Álex Reyes
- Reyes with Joventut in 2026

No. 18 – Joventut Badalona
- Position: Small forward
- League: Liga ACB

Personal information
- Born: December 17, 1993 (age 32) Cáceres, Spain
- Listed height: 2.02 m (6 ft 8 in)
- Listed weight: 85 kg (187 lb)

Career information
- Playing career: 2010–present

Career history
- 2010–2011: Valladolid
- 2011–2014: Estudiantes Lugo
- 2014–2017: Clavijo
- 2017: Lucentum Alicante
- 2017–2019: Ciudad de Valladolid
- 2019–2020: Oviedo
- 2020–2024: Bilbao
- 2024–2026: Manresa
- 2026–present: Joventut

Career highlights
- Spanish Supercup winner (2026);

= Álex Reyes (basketball) =

Spanish basketball player (born 1993)

Alejandro Reyes Abad (born December 17, 1993) is a Spanish professional basketball player for Joventut of the Liga ACB. Standing at 6 ft 8 in (2.02 m), Reyes plays as a small forward. He has also represented the Spanish national team internationally.

==Early life and youth career==
Born in Cáceres, Extremadura, Reyes is the son of a Spanish former professional basketball player, Miguel Ángel Reyes. Growing up in Palencia, he started playing basketball in the youth ranks of CB Palencia and later CB Valladolid. He would eventually make his professional debut in Liga ACB with Valladolid's senior team in 2011.

==Professional career==
After making two appearances for Valladolid in the 2010–11 ACB season, Reyes signed for Estudiantes Lugo, a Liga EBA team associated to CB Breogán. During three seasons with Estudiantes, Reyes would train with and occasionally play for Breogán in LEB Oro.

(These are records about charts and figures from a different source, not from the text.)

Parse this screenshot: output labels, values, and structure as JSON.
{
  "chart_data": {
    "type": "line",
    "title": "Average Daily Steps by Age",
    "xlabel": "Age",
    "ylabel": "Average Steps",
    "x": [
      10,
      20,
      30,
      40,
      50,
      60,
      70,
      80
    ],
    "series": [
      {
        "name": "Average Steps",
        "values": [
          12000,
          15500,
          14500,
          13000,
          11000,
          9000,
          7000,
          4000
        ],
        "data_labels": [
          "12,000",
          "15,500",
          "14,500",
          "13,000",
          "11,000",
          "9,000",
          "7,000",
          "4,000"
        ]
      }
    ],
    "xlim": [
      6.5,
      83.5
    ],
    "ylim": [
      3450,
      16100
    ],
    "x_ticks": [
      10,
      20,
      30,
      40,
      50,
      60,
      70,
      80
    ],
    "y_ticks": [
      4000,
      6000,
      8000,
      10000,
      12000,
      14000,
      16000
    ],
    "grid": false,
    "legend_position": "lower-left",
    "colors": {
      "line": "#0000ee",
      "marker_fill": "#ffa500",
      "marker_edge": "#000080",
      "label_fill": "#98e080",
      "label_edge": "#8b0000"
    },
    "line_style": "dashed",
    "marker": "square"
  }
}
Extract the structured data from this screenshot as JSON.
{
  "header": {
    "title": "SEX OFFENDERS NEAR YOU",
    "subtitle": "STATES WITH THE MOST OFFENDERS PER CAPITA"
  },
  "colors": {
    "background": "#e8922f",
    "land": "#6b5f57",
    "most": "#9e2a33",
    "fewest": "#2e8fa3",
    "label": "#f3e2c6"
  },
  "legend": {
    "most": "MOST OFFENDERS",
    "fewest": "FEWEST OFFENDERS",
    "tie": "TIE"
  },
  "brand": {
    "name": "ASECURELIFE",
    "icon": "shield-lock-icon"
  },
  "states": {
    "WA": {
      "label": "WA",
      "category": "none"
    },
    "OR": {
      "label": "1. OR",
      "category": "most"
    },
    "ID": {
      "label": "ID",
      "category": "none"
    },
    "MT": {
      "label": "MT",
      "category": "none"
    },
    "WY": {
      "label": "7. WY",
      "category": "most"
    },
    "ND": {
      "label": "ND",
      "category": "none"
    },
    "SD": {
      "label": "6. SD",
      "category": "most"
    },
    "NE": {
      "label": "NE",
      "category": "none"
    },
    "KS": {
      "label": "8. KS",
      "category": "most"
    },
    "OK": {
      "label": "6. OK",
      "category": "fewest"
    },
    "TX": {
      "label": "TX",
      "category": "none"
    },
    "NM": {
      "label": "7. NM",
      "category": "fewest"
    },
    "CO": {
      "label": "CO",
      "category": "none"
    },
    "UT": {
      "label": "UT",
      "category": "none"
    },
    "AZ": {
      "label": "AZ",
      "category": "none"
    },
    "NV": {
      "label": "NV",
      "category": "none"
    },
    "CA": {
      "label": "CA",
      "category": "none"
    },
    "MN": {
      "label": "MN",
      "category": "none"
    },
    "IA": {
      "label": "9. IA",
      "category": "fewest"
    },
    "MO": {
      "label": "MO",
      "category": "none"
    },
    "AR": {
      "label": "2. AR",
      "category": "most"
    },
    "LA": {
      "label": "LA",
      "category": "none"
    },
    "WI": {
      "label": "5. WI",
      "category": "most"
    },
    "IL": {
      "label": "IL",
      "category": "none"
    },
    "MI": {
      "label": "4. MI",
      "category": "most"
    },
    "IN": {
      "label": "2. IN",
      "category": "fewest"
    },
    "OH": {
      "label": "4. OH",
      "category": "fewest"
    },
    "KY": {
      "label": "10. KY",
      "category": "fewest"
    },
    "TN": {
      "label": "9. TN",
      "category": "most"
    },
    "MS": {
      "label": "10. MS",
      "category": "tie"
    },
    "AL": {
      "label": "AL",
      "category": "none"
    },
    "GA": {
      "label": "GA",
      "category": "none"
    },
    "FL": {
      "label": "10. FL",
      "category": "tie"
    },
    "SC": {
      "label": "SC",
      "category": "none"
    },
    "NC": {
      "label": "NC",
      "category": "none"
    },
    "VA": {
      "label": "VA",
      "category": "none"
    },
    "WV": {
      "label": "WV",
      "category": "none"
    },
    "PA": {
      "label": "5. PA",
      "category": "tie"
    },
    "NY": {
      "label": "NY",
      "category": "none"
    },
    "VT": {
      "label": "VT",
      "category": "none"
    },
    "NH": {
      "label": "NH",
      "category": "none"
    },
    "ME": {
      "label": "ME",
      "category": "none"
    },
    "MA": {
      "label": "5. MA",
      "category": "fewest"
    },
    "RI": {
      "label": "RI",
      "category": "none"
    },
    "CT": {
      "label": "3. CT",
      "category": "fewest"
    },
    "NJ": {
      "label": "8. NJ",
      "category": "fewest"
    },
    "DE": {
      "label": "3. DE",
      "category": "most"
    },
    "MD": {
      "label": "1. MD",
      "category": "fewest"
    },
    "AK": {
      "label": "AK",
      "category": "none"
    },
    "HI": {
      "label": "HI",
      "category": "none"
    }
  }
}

On August 26, 2014, Reyes signed for the reserve team of CB Clavijo, then playing in Liga EBA. Making several appearances for Clavijo's senior team in LEB Oro during his first season, Reyes would officially join the senior team in his second season.

On January 2, 2017, Reyes signed for Lucentum Alicante of the Spanish LEB Plata. On July 17, 2017, Reyes signed for CBC Valladolid of the LEB Oro, the successor team of the now defunct CB Valladolid. After two seasons with Valladolid, Reyes joined another LEB Oro team, Oviedo CB, on June 14, 2019.

In July 2020, Reyes signed for Bilbao Basket of the Liga ACB, making his return to the top-tier of Spanish basketball nearly 10 years after his debut. He signed a two-season deal with the Basque team. On June 3, 2022, Reyes signed a contract extension for two more seasons with Bilbao. In March 2024, Reyes recorded his best performance with Bilbao, scoring 8 three-pointers and tying the club's record in Liga ACB. His performance also earned him the selection as player of the round.

On July 3, 2024, he joined Bàsquet Manresa of the Liga ACB and the EuroCup, signing a two-season contract. Becoming a key player in Manresa's roster, he signed a contract extension for two more seasons in February 2026. On June 22, 2026, Manresa announced Reyes had activated his contract's release clause and the player was therefore leaving the club after two seasons.

On July 6, 2026, he signed with Joventut of the Liga ACB.

==National team career==
Reyes made his debut for the Spanish national team in February 2023, facing Italy in a 2023 World Cup qualification game. He would again represent Spain in November 2025 and February 2026 for World Cup qualification games.

==Career statistics==

===Domestic leagues===
====Regular season====

| Year | Team | League | GP | MPG | FG% | 3P% | FT% | RPG | APG | SPG | BPG | PPG |
|---|---|---|---|---|---|---|---|---|---|---|---|---|
| 2020–21 | Bilbao | ACB | 35 | 11.7 | .421 | .357 | .846 | 1.7 | .4 | .5 | .0 | 3.8 |
| 2021–22 | Bilbao | ACB | 31 | 14.8 | .408 | .404 | .727 | 2.2 | .4 | .4 | .0 | 5.2 |
| 2022–23 | Bilbao | ACB | 34 | 19.7 | .401 | .364 | .782 | 3.1 | .6 | .7 | .0 | 7.4 |
| 2023–24 | Bilbao | ACB | 33 | 14.6 | .399 | .339 | .730 | 2.3 | .3 | .5 | .0 | 5.9 |
| 2024–25 | Manresa | ACB | 28 | 18.8 | .364 | .347 | .840 | 3.5 | .6 | .7 | .0 | 7.6 |

==Personal life==
In addition to his father Miguel Ángel's professional basketball career, Reyes' brothers Álvaro and Alonso are also basketball players.